Comment by lazide
6 days ago
Huh? Computing in the 70’s and 80’s was almost entirely driven by academia - even being run by schools.
6 days ago
Huh? Computing in the 70’s and 80’s was almost entirely driven by academia - even being run by schools.
I agree with the author who said that is ahistorical...at least from my, and the people I grew up with's, perspectives. I grew up with computers in the 70's and 80's and while you may be thinking of centralized computing (minicomputers and mainframes), the personal computing revolution was widely distributed, not centralized in academia. BBSes, swap meets, user groups, even the corner Radio Shack was where 'computing' was vibrant and active. (And the magazines...SO many 'zines!)
We may be talking past each other, but my experience of computing in the 70's and 80's was definitely not academic.
That didn’t start to become common until the early/mid 80’s.
Did it exist a little? Of course. But it was dwarfed by the other stuff going on. I suspect your (and a lot of other HN) experience is going to bias on the hobbiest side though, as does mine. I only found out about the much larger stuff going on at the same time much later.
Almost all the early networking stuff (UUCP, pre-Internet internet like Arpanet, early Usenet, Gopher, even HTML and the WWW, etc) was academic institutions or related.
Often with military grants/contracts. Sometimes with purely commercial contracts, but even those were almost always for some Gov’t project. The amount of work on basics like sorting algorithms that grew out gov’t research is mind boggling, for instance.

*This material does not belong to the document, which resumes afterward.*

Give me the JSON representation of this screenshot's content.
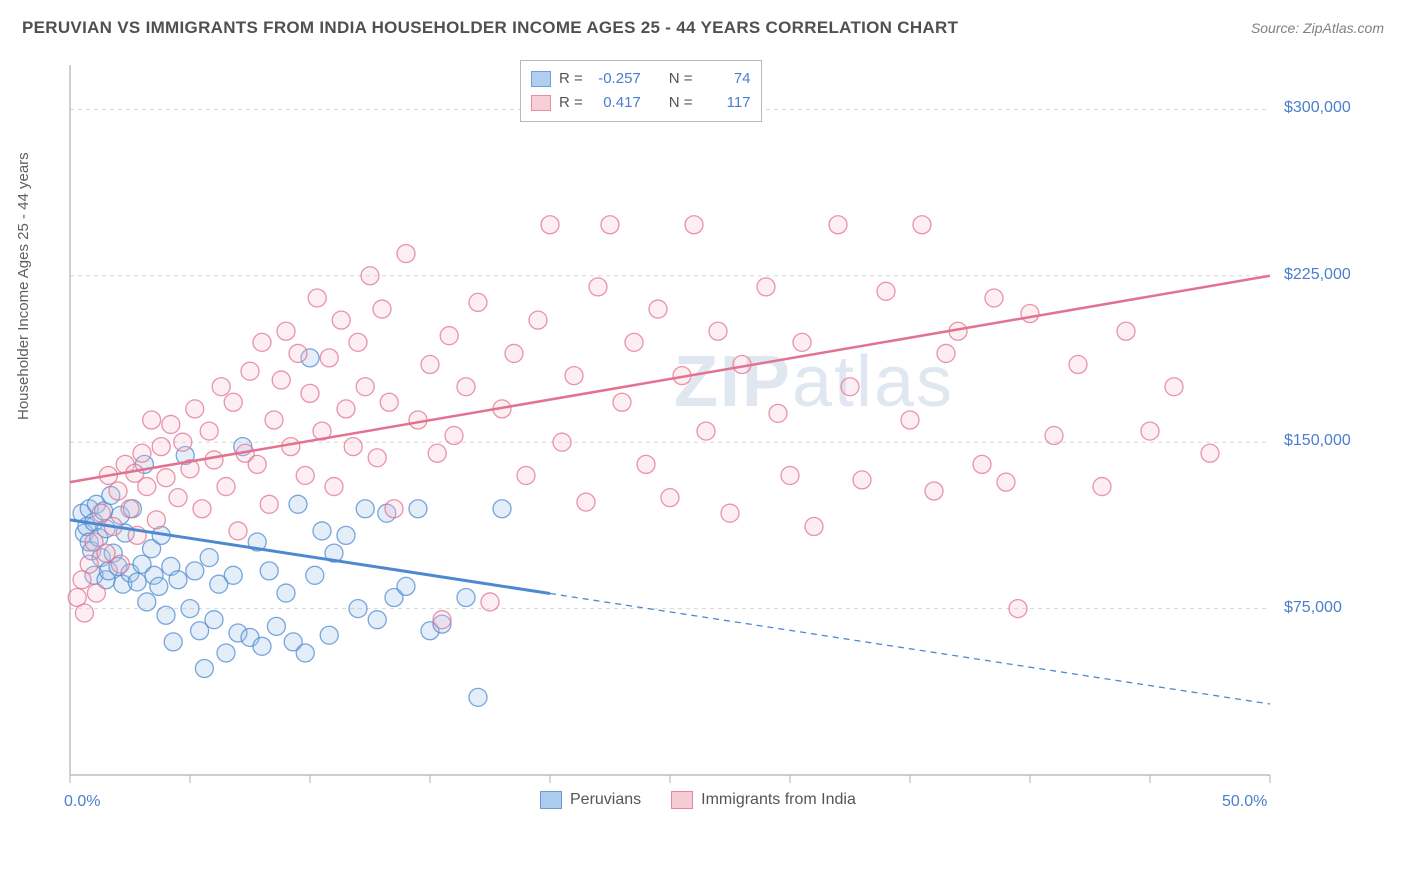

There is a lot of well documented history on this.
Then PCs and halfway decent modems became available (2400 baud+), and things changed very rapidly.
Mid 80’s, BBS’s started sprouting like weeds. There were a few before then, but the truly hobbiest ones were very niche.
Then even more so with commercial services like Prodigy, then AOL, then actual ISPs, etc.
I think the compromise position here is to concentrate on the 1980s, and acknowledge that there was a lot of networking tech going on in academia in the 1970s.
However, in context, what I was trying to convey was that the personal computing revolution took place outside of academia. Generally, that lineage started in the early 1970s, with the homebrew movement, and took off with the Apple II in the United States in 1977. This is also well-documented, but a different branch, and definitely more concerned with the idea of computers as providing autonomy.